The second, less common type of breathing disturbance associated with age is called central sleep apnea. This type of sleep apnea is caused by a failure, during sleep, of the brain's control of the breathing process. In this condition, snoring is usually absent. Sighing breaths or shallow breathing may be noted by the bed partner. Unlike people with obstructive sleep apnea, those with central sleep apnea are more likely to remember their awakenings and complain of light and fragmented sleep.
Periodic limb movement disorder
About half of all people aged 65 or over experience twitching in the legs and sometimes the arms during the night. When these twitches and jerks are prominent and frequent, the condition is called periodic limb movement disorder (PLMD). Diagnosis of periodic limb movement disorder requires a sleep laboratory evaluation to confirm the presence of the movements and their effects on sleep. Commonly, these movements occur in "batches," and can occur as frequently as 2 or 3 times a minute. People with periodic limb movement disorder may complain of marked sleep disruption, or may not be aware of it at all. Periodic limb movement disorder usually causes insomnia and, more rarely, excessive daytime sleepiness.

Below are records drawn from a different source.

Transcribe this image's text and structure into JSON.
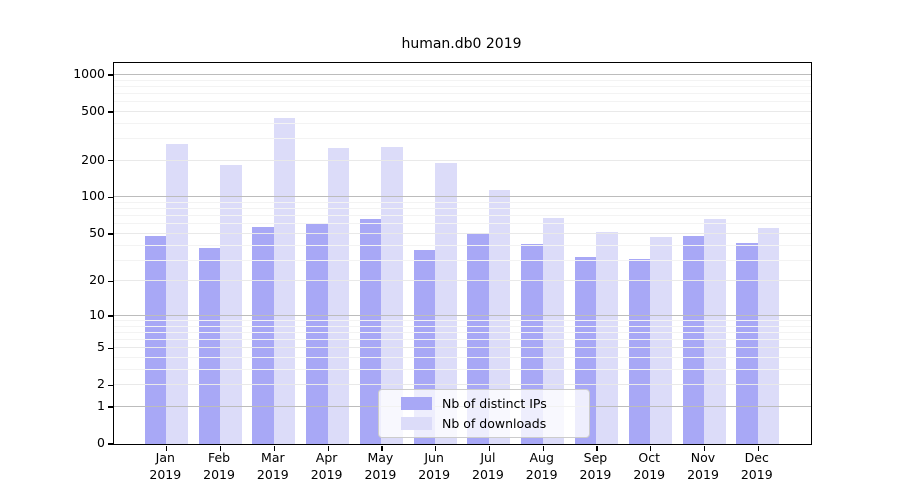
{
  "title": "human.db0 2019",
  "chart_data": {
    "type": "bar",
    "title": "human.db0 2019",
    "categories": [
      "Jan 2019",
      "Feb 2019",
      "Mar 2019",
      "Apr 2019",
      "May 2019",
      "Jun 2019",
      "Jul 2019",
      "Aug 2019",
      "Sep 2019",
      "Oct 2019",
      "Nov 2019",
      "Dec 2019"
    ],
    "month_labels": [
      "Jan",
      "Feb",
      "Mar",
      "Apr",
      "May",
      "Jun",
      "Jul",
      "Aug",
      "Sep",
      "Oct",
      "Nov",
      "Dec"
    ],
    "year_label": "2019",
    "series": [
      {
        "name": "Nb of distinct IPs",
        "color": "#a8a8f6",
        "values": [
          48,
          38,
          57,
          62,
          67,
          37,
          51,
          41,
          32,
          31,
          48,
          42
        ]
      },
      {
        "name": "Nb of downloads",
        "color": "#dcdcf9",
        "values": [
          275,
          184,
          450,
          256,
          259,
          193,
          115,
          68,
          52,
          47,
          66,
          56
        ]
      }
    ],
    "xlabel": "",
    "ylabel": "",
    "yscale": "log10(1+x)",
    "ylim": [
      0,
      1250
    ],
    "yticks": [
      0,
      1,
      2,
      5,
      10,
      20,
      50,
      100,
      200,
      500,
      1000
    ],
    "yticks_minor": [
      3,
      4,
      6,
      7,
      8,
      9,
      30,
      40,
      60,
      70,
      80,
      90,
      300,
      400,
      600,
      700,
      800,
      900
    ],
    "grid": "on",
    "legend_position": "lower center"
  },
  "legend": {
    "items": [
      {
        "label": "Nb of distinct IPs"
      },
      {
        "label": "Nb of downloads"
      }
    ]
  },
  "colors": {
    "bar_distinct_ips": "#a8a8f6",
    "bar_downloads": "#dcdcf9",
    "grid_decade": "#bcbcbc",
    "grid_major": "#e9e9e9",
    "grid_minor": "#f3f3f3",
    "axis": "#000000",
    "legend_border": "#cccccc",
    "text": "#000000"
  }
}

People with periodic limb movement disorder may also experience "restless legs" when awake. Restless legs syndrome is present when a peculiar and difficult-to-describe sensation occurs in the calves or thighs while at rest. Characteristically, it is relieved by movement but recurs on resting again. Both periodic limb movement disorder and restless legs syndrome can be treated with non-medication and medication approaches.
REM sleep behaviour disorder
Normally, during the dreaming part of sleep (called the rapid eye movement or REM part of sleep), the body is paralyzed. However, for people with REM sleep behaviour disorder, this does not occur, resulting in an enactment of dreams. A variety of behaviours can occur associated with dream enactment (striking out, swearing, falling, etc.), and self-injury or injury of the bed partner may occur. This disorder is more common in men over the age of 60, and can be associated with other neurological disorders.